Strategies to Motivate Action
We have identified a number of strategies that increase the likelihood that property owners will adopt more natural shorelines. One approach is using messages that emphasize social norms. Particularly when people aren’t sure what to do, they look to others when deciding how to act. An example might be: “Join your neighbors in adopting a natural shoreline to protect your lake.”
An example of a natural shoreline along a Wisconsin lake.
Another strategy to consider is emphasizing a stewardship rationale in outreach promoting natural shorelines. Participants with stronger stewardship beliefs have greater willingness to increase their shoreline vegetation. Natural resource educators should work to enhance beliefs that native plants will contribute to positive outcomes they personally care about (e.g. habitat for desired wildlife, aesthetics of their property) and refute beliefs that rain gardens will contribute to outcomes they do not want to occur (e.g. blocking their view, looking “messy,” decreased property value). Similarly, it is important to address property owners’ goals for shoreline landscaping preferences. Having a neatly groomed landscape is important to some property owners and outreach to these people should present restoration solutions that are compatible with a tidy appearance, emphasizing access corridors and aesthetically pleasing native plants.
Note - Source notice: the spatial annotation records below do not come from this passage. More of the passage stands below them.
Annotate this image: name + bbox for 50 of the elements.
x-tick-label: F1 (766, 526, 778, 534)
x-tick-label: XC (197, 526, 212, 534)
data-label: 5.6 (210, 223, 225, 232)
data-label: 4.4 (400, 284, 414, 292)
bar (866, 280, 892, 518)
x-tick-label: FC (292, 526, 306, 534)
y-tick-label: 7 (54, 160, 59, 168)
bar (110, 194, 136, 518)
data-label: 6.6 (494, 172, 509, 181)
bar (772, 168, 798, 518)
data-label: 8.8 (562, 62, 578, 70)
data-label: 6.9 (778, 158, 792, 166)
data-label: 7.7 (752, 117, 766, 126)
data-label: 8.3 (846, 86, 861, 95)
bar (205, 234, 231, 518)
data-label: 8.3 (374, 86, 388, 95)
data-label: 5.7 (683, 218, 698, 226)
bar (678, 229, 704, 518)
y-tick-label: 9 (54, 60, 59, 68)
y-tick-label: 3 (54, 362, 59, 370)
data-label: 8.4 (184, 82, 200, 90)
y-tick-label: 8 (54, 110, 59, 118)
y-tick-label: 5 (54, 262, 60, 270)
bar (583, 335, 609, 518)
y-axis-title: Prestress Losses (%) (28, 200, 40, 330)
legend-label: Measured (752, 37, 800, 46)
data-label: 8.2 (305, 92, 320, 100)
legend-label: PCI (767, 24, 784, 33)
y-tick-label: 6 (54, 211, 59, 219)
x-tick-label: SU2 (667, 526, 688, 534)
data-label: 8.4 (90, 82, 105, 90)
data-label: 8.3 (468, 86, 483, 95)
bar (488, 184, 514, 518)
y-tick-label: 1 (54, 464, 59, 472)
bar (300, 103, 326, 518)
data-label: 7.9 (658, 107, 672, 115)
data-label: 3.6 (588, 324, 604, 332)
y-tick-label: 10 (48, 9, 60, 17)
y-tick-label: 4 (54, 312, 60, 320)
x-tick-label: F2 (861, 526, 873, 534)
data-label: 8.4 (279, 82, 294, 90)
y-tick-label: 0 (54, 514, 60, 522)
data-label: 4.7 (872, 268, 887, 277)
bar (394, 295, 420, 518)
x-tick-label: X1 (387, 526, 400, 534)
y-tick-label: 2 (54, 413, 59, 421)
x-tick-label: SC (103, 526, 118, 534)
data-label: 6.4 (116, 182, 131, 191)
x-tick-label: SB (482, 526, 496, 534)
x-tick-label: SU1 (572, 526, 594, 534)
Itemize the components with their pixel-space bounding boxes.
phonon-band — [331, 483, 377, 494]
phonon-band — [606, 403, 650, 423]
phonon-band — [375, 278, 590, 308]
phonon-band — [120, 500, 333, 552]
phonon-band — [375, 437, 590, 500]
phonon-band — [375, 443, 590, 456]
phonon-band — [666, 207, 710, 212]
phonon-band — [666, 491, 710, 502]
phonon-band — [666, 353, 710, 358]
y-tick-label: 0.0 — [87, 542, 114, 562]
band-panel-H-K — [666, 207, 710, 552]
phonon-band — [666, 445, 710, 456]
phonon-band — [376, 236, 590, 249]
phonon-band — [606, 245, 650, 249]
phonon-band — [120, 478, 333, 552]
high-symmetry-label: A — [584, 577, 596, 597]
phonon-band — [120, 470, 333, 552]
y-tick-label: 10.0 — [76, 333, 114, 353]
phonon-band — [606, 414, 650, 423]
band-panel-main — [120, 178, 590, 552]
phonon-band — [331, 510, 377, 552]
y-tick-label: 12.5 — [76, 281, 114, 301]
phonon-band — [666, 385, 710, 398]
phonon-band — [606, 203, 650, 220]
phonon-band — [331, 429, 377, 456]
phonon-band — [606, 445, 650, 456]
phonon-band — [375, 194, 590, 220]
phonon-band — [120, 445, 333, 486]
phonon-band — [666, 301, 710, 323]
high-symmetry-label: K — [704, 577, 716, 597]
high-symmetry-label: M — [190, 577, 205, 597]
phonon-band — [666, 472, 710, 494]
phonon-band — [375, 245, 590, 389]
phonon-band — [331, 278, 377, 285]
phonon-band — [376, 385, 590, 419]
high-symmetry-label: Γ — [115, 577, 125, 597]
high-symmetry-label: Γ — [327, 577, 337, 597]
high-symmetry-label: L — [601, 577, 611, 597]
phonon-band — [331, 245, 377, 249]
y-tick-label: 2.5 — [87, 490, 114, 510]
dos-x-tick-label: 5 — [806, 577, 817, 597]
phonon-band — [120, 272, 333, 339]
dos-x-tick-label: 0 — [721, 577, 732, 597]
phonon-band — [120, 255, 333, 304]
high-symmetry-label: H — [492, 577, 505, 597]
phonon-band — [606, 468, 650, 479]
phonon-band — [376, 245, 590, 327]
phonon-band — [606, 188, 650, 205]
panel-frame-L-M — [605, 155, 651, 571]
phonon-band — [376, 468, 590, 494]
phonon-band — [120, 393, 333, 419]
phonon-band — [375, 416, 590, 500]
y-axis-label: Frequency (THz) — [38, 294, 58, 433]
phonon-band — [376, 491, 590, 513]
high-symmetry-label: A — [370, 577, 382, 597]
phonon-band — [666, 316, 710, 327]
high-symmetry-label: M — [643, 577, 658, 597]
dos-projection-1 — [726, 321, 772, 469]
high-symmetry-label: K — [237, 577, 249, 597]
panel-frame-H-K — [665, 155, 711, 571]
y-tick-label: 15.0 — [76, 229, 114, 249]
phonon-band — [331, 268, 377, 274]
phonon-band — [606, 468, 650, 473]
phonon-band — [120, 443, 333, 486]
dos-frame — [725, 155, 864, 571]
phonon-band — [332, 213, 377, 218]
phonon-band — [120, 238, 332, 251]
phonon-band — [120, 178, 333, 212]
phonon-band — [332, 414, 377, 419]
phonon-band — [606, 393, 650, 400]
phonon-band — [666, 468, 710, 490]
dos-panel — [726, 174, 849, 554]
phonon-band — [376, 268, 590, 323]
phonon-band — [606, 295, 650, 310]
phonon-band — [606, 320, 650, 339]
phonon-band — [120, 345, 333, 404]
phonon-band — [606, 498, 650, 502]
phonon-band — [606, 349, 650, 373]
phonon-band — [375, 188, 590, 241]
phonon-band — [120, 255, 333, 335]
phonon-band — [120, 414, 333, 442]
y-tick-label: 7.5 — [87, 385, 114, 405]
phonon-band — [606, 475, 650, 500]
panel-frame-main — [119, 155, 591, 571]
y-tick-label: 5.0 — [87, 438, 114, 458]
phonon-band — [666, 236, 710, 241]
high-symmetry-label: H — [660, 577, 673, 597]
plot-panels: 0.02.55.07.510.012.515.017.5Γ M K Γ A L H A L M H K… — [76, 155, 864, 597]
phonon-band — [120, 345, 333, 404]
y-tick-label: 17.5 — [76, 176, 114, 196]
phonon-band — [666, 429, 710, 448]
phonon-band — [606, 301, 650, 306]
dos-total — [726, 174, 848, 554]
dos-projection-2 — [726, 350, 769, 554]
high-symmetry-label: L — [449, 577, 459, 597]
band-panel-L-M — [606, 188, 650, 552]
Finally, our research revealed that while people like to see Canada geese flying overhead, they do not like them congregating and defecating on their lawns and beaches. Informing property owners that more natural vegetation on their shoreline and less mowed lawn and beach prevents unwelcome geese from gathering on their lakeshore was one valuable way to get their attention.
In summary, social science complements natural science. Natural scientists can explain and document threats to our water resources and provide suggestions for what to do to protect them. But social science is essential to understanding how to get people to actually adopt these practices.